4. L'avviso di addebito e' notificato in via prioritaria tramite
posta elettronica certificata all'indirizzo risultante dagli elenchi
previsti dalla legge, ovvero previa eventuale convenzione tra comune
e INPS, dai messi comunali o dagli agenti della polizia municipale.
La notifica puo' essere eseguita anche mediante invio di raccomandata
con avviso di ricevimento.
5. L'avviso di cui al comma 2 viene consegnato, in deroga alle
disposizione contenute nel decreto legislativo 26 febbraio 1999, n.

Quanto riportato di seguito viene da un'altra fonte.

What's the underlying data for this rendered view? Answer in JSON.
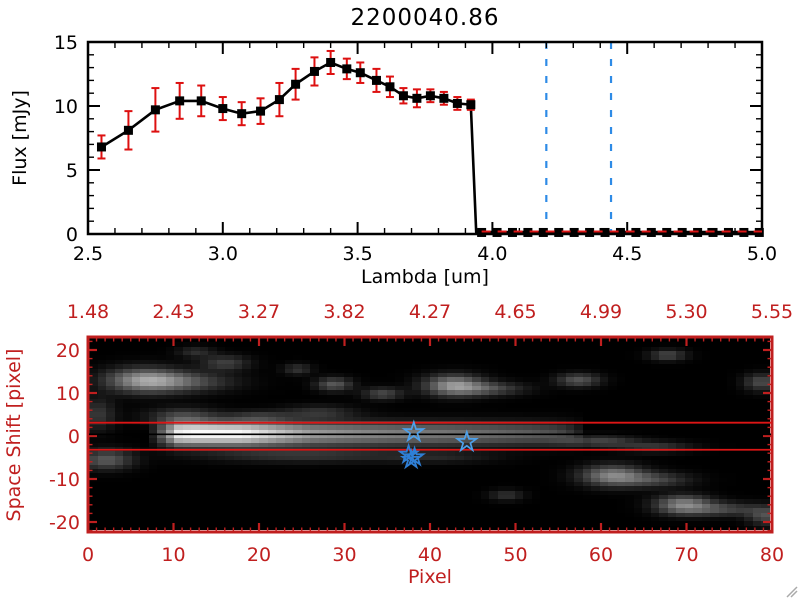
{
  "title": "2200040.86",
  "colors": {
    "background": "#ffffff",
    "spectrum_axis": "#000000",
    "spectrum_line": "#000000",
    "error_bar_red": "#dd1010",
    "zero_dashed_red": "#dd1515",
    "band_line_blue": "#2e8be6",
    "image_axis_red": "#c01f1f",
    "aperture_line_red": "#dd1515",
    "trace_line_black": "#000000",
    "star_blue": "#4da0ea",
    "star_cluster_blue": "#2f7fd6",
    "resize_grip_gray": "#aaaaaa"
  },
  "chart_data": [
    {
      "id": "spectrum",
      "type": "line",
      "title": "2200040.86",
      "xlabel": "Lambda [um]",
      "ylabel": "Flux [mJy]",
      "xlim": [
        2.5,
        5.0
      ],
      "ylim": [
        0,
        15
      ],
      "x_ticks": [
        "2.5",
        "3.0",
        "3.5",
        "4.0",
        "4.5",
        "5.0"
      ],
      "y_ticks": [
        "0",
        "5",
        "10",
        "15"
      ],
      "x_minor_step": 0.1,
      "y_minor_step": 1,
      "marker": "filled-square",
      "legend": "none",
      "grid": false,
      "points_columns": [
        "lambda_um",
        "flux_mJy",
        "flux_err_mJy"
      ],
      "points": [
        [
          2.55,
          6.8,
          0.9
        ],
        [
          2.65,
          8.1,
          1.5
        ],
        [
          2.75,
          9.7,
          1.7
        ],
        [
          2.84,
          10.4,
          1.4
        ],
        [
          2.92,
          10.4,
          1.2
        ],
        [
          3.0,
          9.8,
          0.9
        ],
        [
          3.07,
          9.4,
          0.9
        ],
        [
          3.14,
          9.6,
          1.0
        ],
        [
          3.21,
          10.5,
          1.3
        ],
        [
          3.27,
          11.7,
          1.2
        ],
        [
          3.34,
          12.7,
          1.1
        ],
        [
          3.4,
          13.4,
          0.9
        ],
        [
          3.46,
          12.9,
          0.8
        ],
        [
          3.51,
          12.6,
          0.8
        ],
        [
          3.57,
          12.0,
          0.9
        ],
        [
          3.62,
          11.5,
          0.8
        ],
        [
          3.67,
          10.8,
          0.6
        ],
        [
          3.72,
          10.6,
          0.7
        ],
        [
          3.77,
          10.8,
          0.5
        ],
        [
          3.82,
          10.6,
          0.5
        ],
        [
          3.87,
          10.2,
          0.5
        ],
        [
          3.92,
          10.1,
          0.4
        ]
      ],
      "drop_to_zero_at_x": 3.94,
      "zero_tail": {
        "from": 3.96,
        "to": 4.99,
        "count": 19,
        "flux": 0
      },
      "vlines_dashed_blue": [
        4.2,
        4.44
      ],
      "hline_dashed_red": {
        "y": 0,
        "from_x": 3.96,
        "to_x": 5.0
      }
    },
    {
      "id": "spatial_image",
      "type": "heatmap",
      "xlabel": "Pixel",
      "ylabel": "Space Shift [pixel]",
      "top_axis_tick_labels": [
        "1.48",
        "2.43",
        "3.27",
        "3.82",
        "4.27",
        "4.65",
        "4.99",
        "5.30",
        "5.55"
      ],
      "x_ticks": [
        "0",
        "10",
        "20",
        "30",
        "40",
        "50",
        "60",
        "70",
        "80"
      ],
      "y_ticks": [
        "20",
        "10",
        "0",
        "-10",
        "-20"
      ],
      "xlim": [
        0,
        80
      ],
      "ylim": [
        -22,
        23
      ],
      "colormap": "grayscale",
      "aperture_lines_y": [
        3.1,
        -3.2
      ],
      "trace_center_line_y": 0.4,
      "trace_profile": {
        "center_y": 0.5,
        "sigma_y": 1.9,
        "amplitude_by_x": [
          [
            7,
            0
          ],
          [
            9,
            0.5
          ],
          [
            10.5,
            0.95
          ],
          [
            12,
            1.0
          ],
          [
            18,
            1.0
          ],
          [
            22,
            0.8
          ],
          [
            26,
            0.62
          ],
          [
            31,
            0.55
          ],
          [
            36,
            0.5
          ],
          [
            42,
            0.46
          ],
          [
            47,
            0.42
          ],
          [
            52,
            0.36
          ],
          [
            55,
            0.3
          ],
          [
            57,
            0.18
          ],
          [
            58.5,
            0
          ]
        ]
      },
      "blobs_columns": [
        "x_pixel",
        "space_shift",
        "sigma_x",
        "sigma_y",
        "intensity"
      ],
      "blobs": [
        [
          6.5,
          13,
          3.2,
          2.0,
          0.55
        ],
        [
          11.5,
          12.5,
          4,
          1.6,
          0.28
        ],
        [
          2,
          -5.5,
          2.2,
          1.6,
          0.35
        ],
        [
          1,
          5,
          1.4,
          2.6,
          0.22
        ],
        [
          16,
          17,
          2,
          1.2,
          0.25
        ],
        [
          12.5,
          19.5,
          1.5,
          0.9,
          0.18
        ],
        [
          24.5,
          15.5,
          1.2,
          0.9,
          0.2
        ],
        [
          28.8,
          12,
          1.5,
          1.1,
          0.35
        ],
        [
          34.5,
          9.8,
          1.6,
          1.0,
          0.28
        ],
        [
          27,
          5.5,
          3,
          1.1,
          0.2
        ],
        [
          20,
          4.5,
          2.5,
          1.0,
          0.18
        ],
        [
          11,
          4.5,
          3,
          1.5,
          0.25
        ],
        [
          42.8,
          11.8,
          2.4,
          1.7,
          0.55
        ],
        [
          47,
          11,
          3,
          1.1,
          0.28
        ],
        [
          57.5,
          13,
          1.8,
          1.1,
          0.33
        ],
        [
          68,
          18.8,
          1.5,
          0.9,
          0.28
        ],
        [
          61.5,
          -9.2,
          2.6,
          1.7,
          0.5
        ],
        [
          66.5,
          -10.2,
          3,
          1.2,
          0.26
        ],
        [
          69.8,
          -16,
          2.3,
          1.5,
          0.5
        ],
        [
          74.5,
          -17,
          3,
          1.1,
          0.26
        ],
        [
          79,
          12.5,
          1.4,
          1.4,
          0.3
        ],
        [
          60,
          -1.2,
          3,
          1.0,
          0.26
        ],
        [
          66.5,
          -2.6,
          3,
          0.9,
          0.22
        ],
        [
          25,
          -4.6,
          8,
          1.1,
          0.2
        ],
        [
          41,
          -5,
          5,
          0.9,
          0.13
        ],
        [
          49,
          -13.8,
          1.4,
          0.9,
          0.2
        ],
        [
          79.5,
          -18.5,
          1.5,
          1.5,
          0.3
        ]
      ],
      "star_markers": [
        {
          "x": 38.1,
          "y": 0.9
        },
        {
          "x": 44.3,
          "y": -1.4
        }
      ],
      "star_cluster_markers": [
        {
          "x": 37.5,
          "y": -4.3
        },
        {
          "x": 38.2,
          "y": -4.9
        },
        {
          "x": 37.8,
          "y": -5.5
        }
      ]
    }
  ]
}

46, agli agenti della riscossione con le modalita' e i termini
stabiliti dall'Istituto Nazionale della Previdenza Sociale.
6. All'atto dell'affidamento e, successivamente, in presenza di
nuovi elementi, l'Inps fornisce, anche su richiesta dell'agente della
riscossione, tutti gli elementi, utili a migliorare l'efficacia
dell'azione di recupero.
7. COMMA SOPPRESSO DALLA L. 30 LUGLIO 2010, N. 122.
8. COMMA SOPPRESSO DALLA L. 30 LUGLIO 2010, N. 122.
9. COMMA SOPPRESSO DALLA L. 30 LUGLIO 2010, N. 122.
10. L'articolo 25, comma 2, del decreto legislativo 26 febbraio
1999, n. 46, e' abrogato.
11. COMMA SOPPRESSO DALLA L. 30 LUGLIO 2010, N. 122.
12. COMMA SOPPRESSO DALLA L. 30 LUGLIO 2010, N. 122.
13. In caso di mancato o ritardato pagamento delle somme richieste
con l'avviso di cui al comma 2 le sanzioni e le somme aggiuntive
dovute sono calcolate, secondo le disposizioni che le regolano, fino
alla data del pagamento. All'agente della riscossione spettano
l'aggio, interamente a carico del debitore, ed il rimborso delle
spese relative alle procedure esecutive, previste dall'articolo 17
del decreto legislativo 13 aprile 1999, n. 112.
14. Ai fini di cui al presente articolo, i riferimenti contenuti in
norme vigenti al ruolo, alle somme iscritte a ruolo e alla cartella
di pagamento si intendono effettuati ai fini del recupero delle somme
dovute a qualunque titolo all'INPS al titolo esecutivo emesso dallo
stesso Istituto, costituito dall'avviso di addebito contenente
l'intimazione ad adempiere l'obbligo di pagamento delle medesime
somme affidate per il recupero agli agenti della riscossione.
15. I rapporti con gli agenti della riscossione continueranno ad
essere regolati secondo le disposizioni vigenti.
(9) (67) (68) (75) (79) (82) ((84))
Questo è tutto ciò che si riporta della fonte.